Celem Mety jest stworzenie “superinteligencji” wykraczającej poza możliwości ludzkiego mózgu na każdym polu i przeskoczenie przy tym kilku kroków w tworzeniu coraz inteligentniejszych rozwiązań. W drodze do rozwoju generalnej sztucznej inteligencji (artificial general intelligence – AGI) trzeba pokonać bariery między myśleniem zerojedynkowym a sposobem myślenia właściwym dla ludzkiego mózgu. Scale AI może mieć ku temu prostszą, przynajmniej pod względem politycznym, drogę, dzięki podpisaniu umowy z amerykańską armią na zbudowanie systemu ThunderForge. To zbiór rozwiązań implementujących SI w procesie decyzyjnym armii.

Superinteligencja wymaga lepszego zrozumienia człowieka, a Meta ma ku temu sporo narzędzi

Gdy pomyśleć o tym, że niegdyś Facebook (obecnie Meta) kupił Instagrama za miliard dolarów, a podobną kwotę do połowy udziałów w Scale AI wydano na całego Whatsappa, można złapać się za głowę. Te zakupy mogą się jednak zwrócić w rozwoju superinteligencji dzięki uzyskaniu pokaźnego pakietu rozwiązań konwersacyjnych i ciągłym pozyskiwaniu informacji od użytkowników.
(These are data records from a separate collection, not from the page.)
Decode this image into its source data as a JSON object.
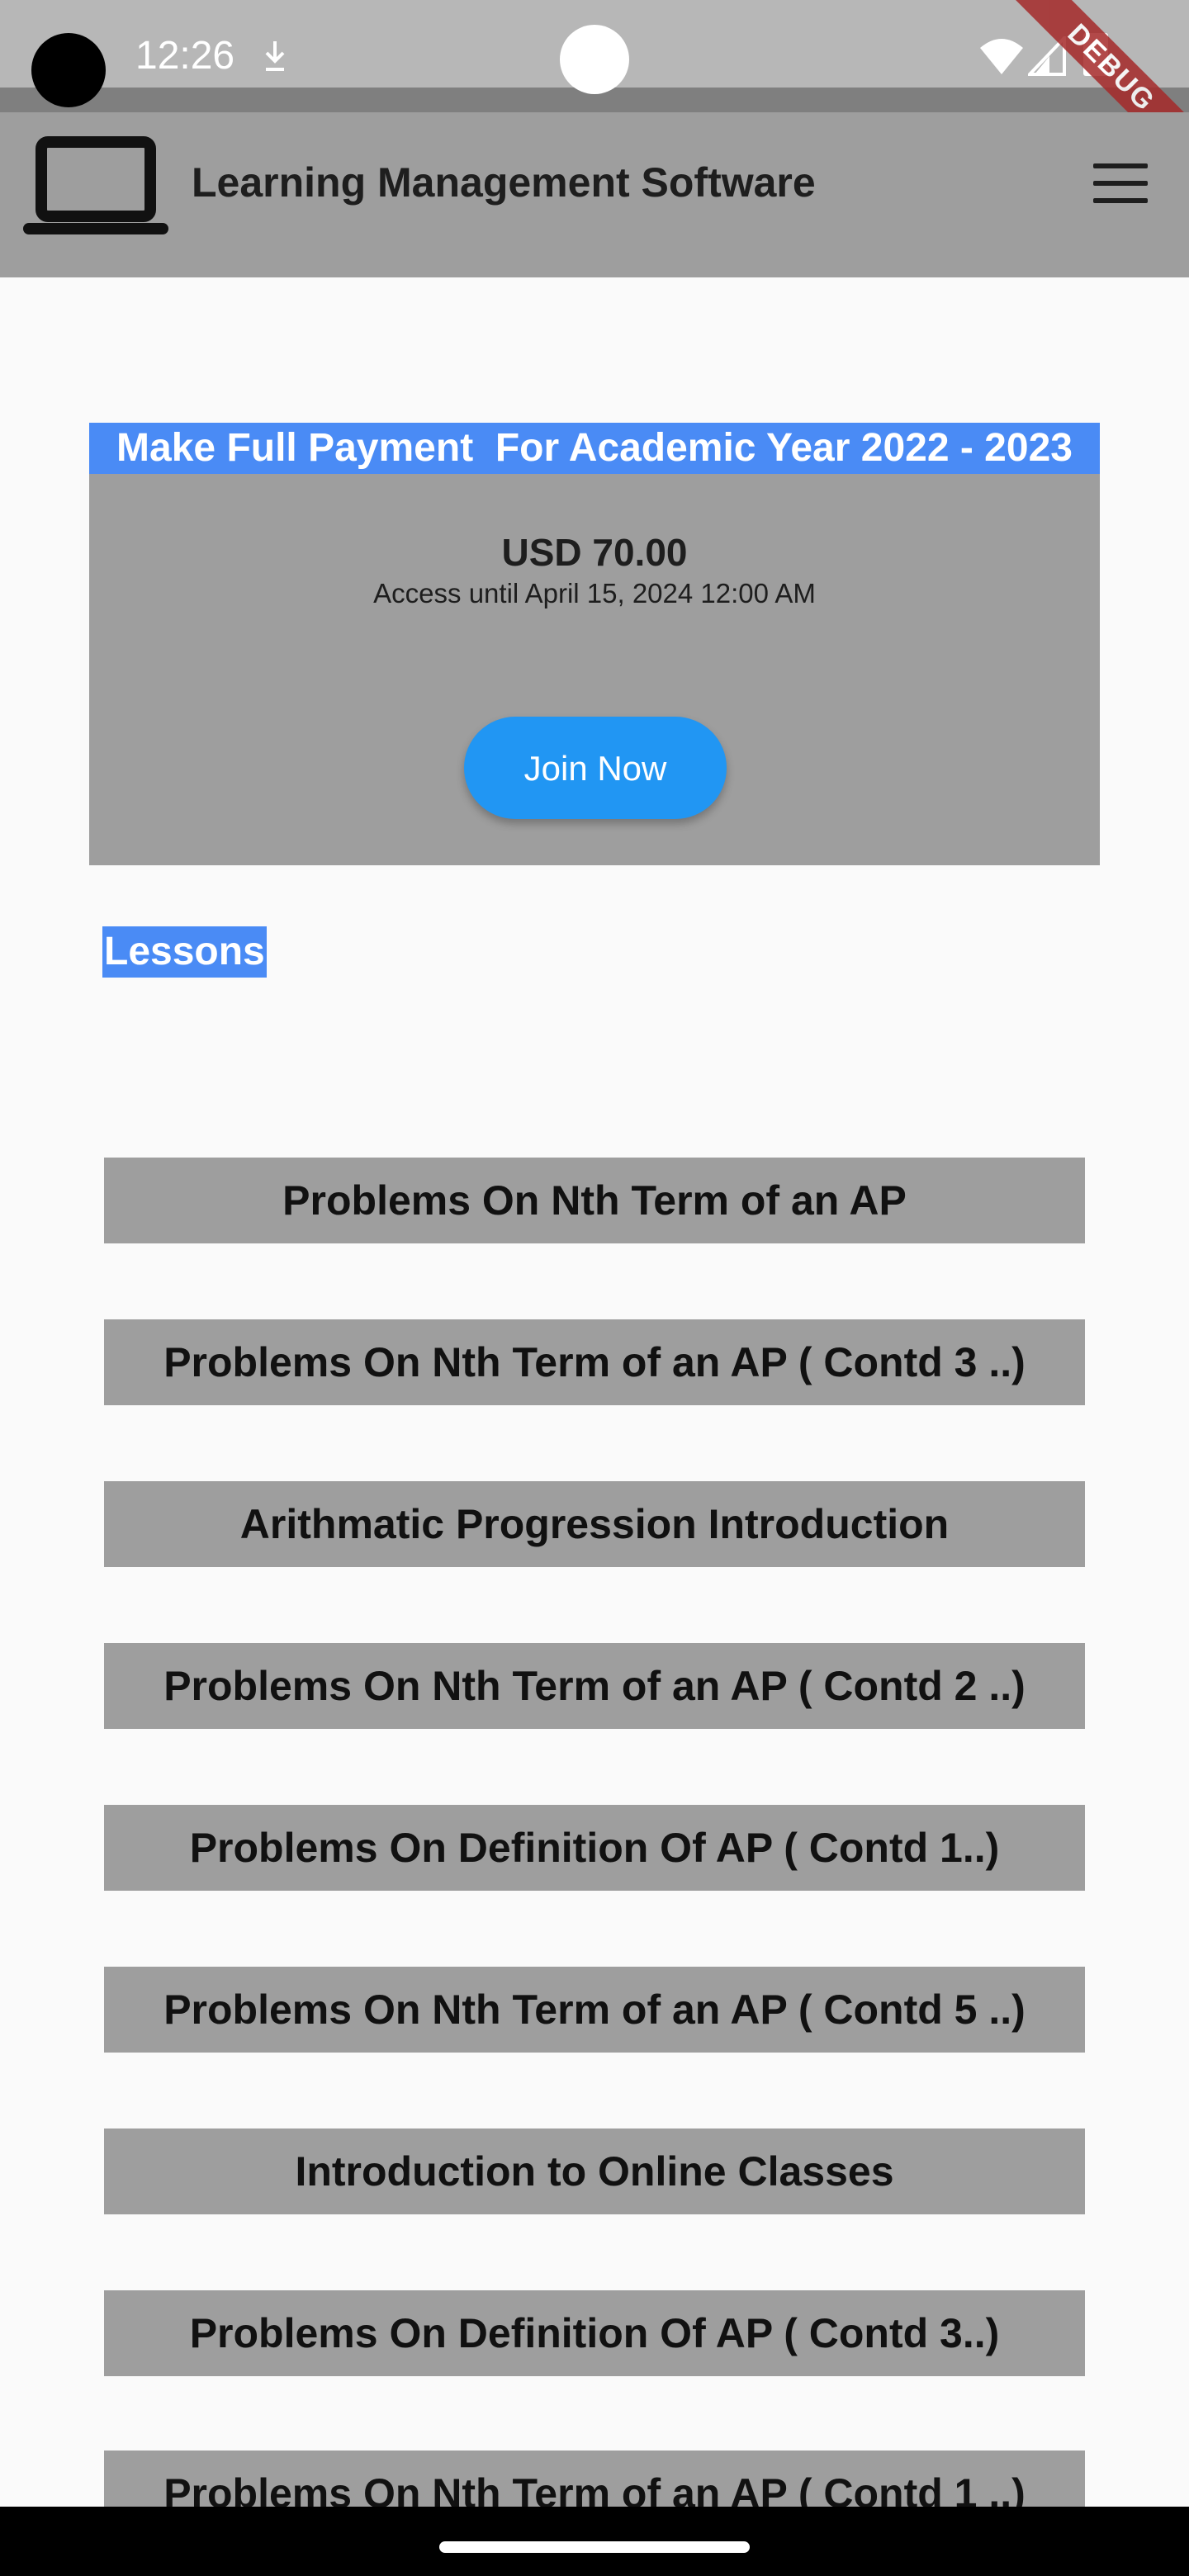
{
  "status_bar": {
    "time": "12:26",
    "debug_label": "DEBUG"
  },
  "app_bar": {
    "title": "Learning Management Software",
    "logo_icon": "laptop-icon",
    "menu_icon": "menu-icon"
  },
  "payment": {
    "header": "Make Full Payment  For Academic Year 2022 - 2023",
    "price": "USD 70.00",
    "access": "Access until April 15, 2024 12:00 AM",
    "join_label": "Join Now",
    "accent": "#4a8bf5",
    "button_color": "#2196f3"
  },
  "lessons": {
    "heading": "Lessons",
    "items": [
      "Problems On Nth Term of an AP",
      "Problems On Nth Term of an AP ( Contd 3 ..)",
      "Arithmatic Progression Introduction",
      "Problems On Nth Term of an AP ( Contd 2 ..)",
      "Problems On Definition Of AP ( Contd 1..)",
      "Problems On Nth Term of an AP ( Contd 5 ..)",
      "Introduction to Online Classes",
      "Problems On Definition Of AP ( Contd 3..)",
      "Problems On Nth Term of an AP ( Contd 1 ..)"
    ]
  }
}
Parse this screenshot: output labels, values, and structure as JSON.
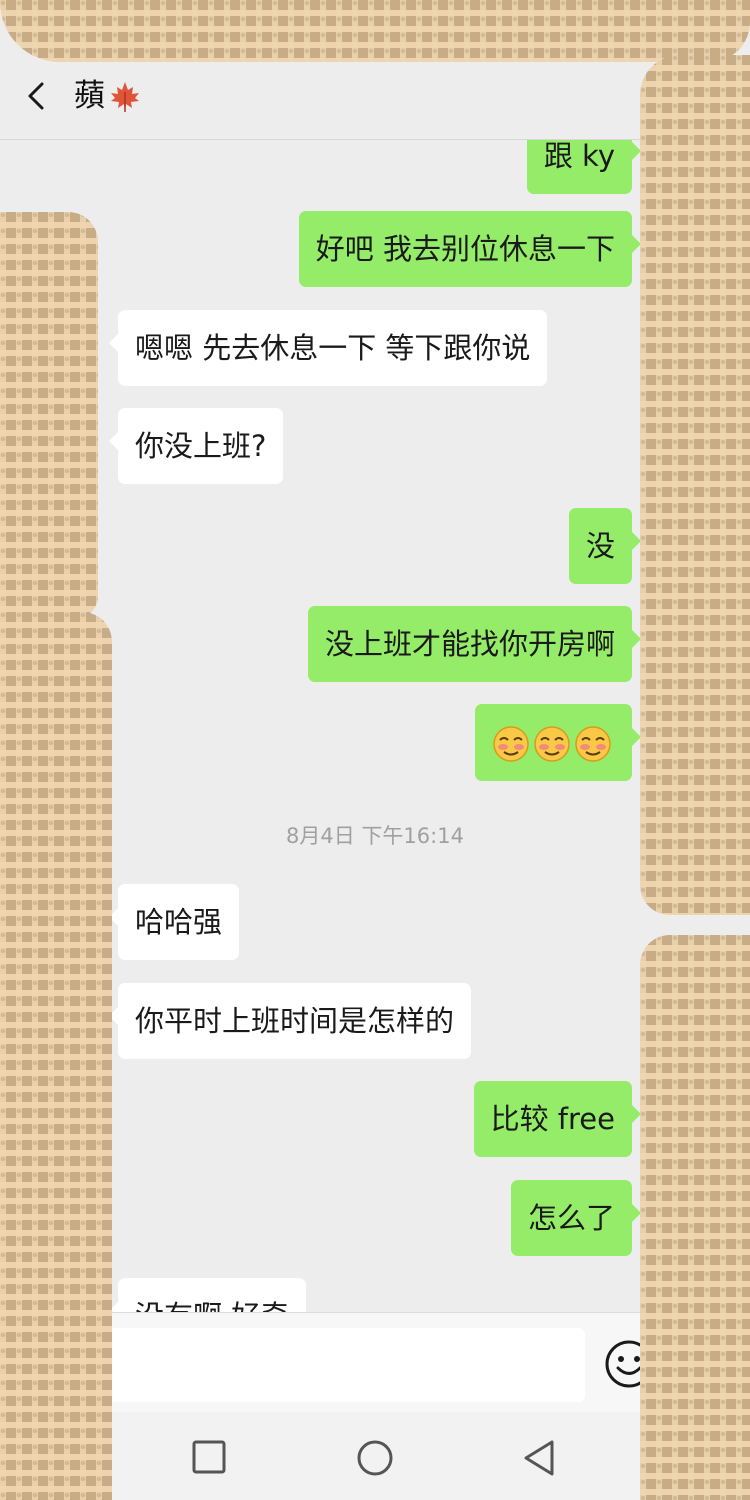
{
  "header": {
    "title": "蘋",
    "title_icon": "maple-leaf-icon",
    "back_icon": "chevron-left-icon"
  },
  "messages": [
    {
      "side": "right",
      "text": "跟 ky"
    },
    {
      "side": "right",
      "text": "好吧 我去别位休息一下"
    },
    {
      "side": "left",
      "text": "嗯嗯 先去休息一下 等下跟你说"
    },
    {
      "side": "left",
      "text": "你没上班?"
    },
    {
      "side": "right",
      "text": "没"
    },
    {
      "side": "right",
      "text": "没上班才能找你开房啊"
    },
    {
      "side": "right",
      "text": "",
      "emoji": "flushed-smile-icon",
      "emoji_count": 3
    },
    {
      "side": "left",
      "text": "哈哈强"
    },
    {
      "side": "left",
      "text": "你平时上班时间是怎样的"
    },
    {
      "side": "right",
      "text": "比较 free"
    },
    {
      "side": "right",
      "text": "怎么了"
    },
    {
      "side": "left",
      "text": "没有啊 好奇"
    }
  ],
  "timestamp": "8月4日 下午16:14",
  "input": {
    "value": "",
    "placeholder": "",
    "emoji_icon": "smiley-icon"
  },
  "navbar": {
    "icons": [
      "square-icon",
      "circle-icon",
      "triangle-back-icon"
    ]
  },
  "colors": {
    "background": "#ededed",
    "bubble_self": "#95ec69",
    "bubble_other": "#ffffff",
    "timestamp": "#a0a0a0"
  }
}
Niemal każdy z dużych graczy obstawił już swojego konia. Anthropic od Claude mocno wspiera finansowo Amazon, Microsoft nadal utrzymuje stosunki z OpenAI, a Google zdaje się dobrze radzić samemu ze sobą. Meta, budując nowe laboratorium i angażując do tego pracowników z Scale AI rzuca rękawicę innym technologicznym gigantom, którym z pewnością będzie zależało na zdobyciu palmy pierwszeństwa i ogłoszeniu się piewcami superinteligencji.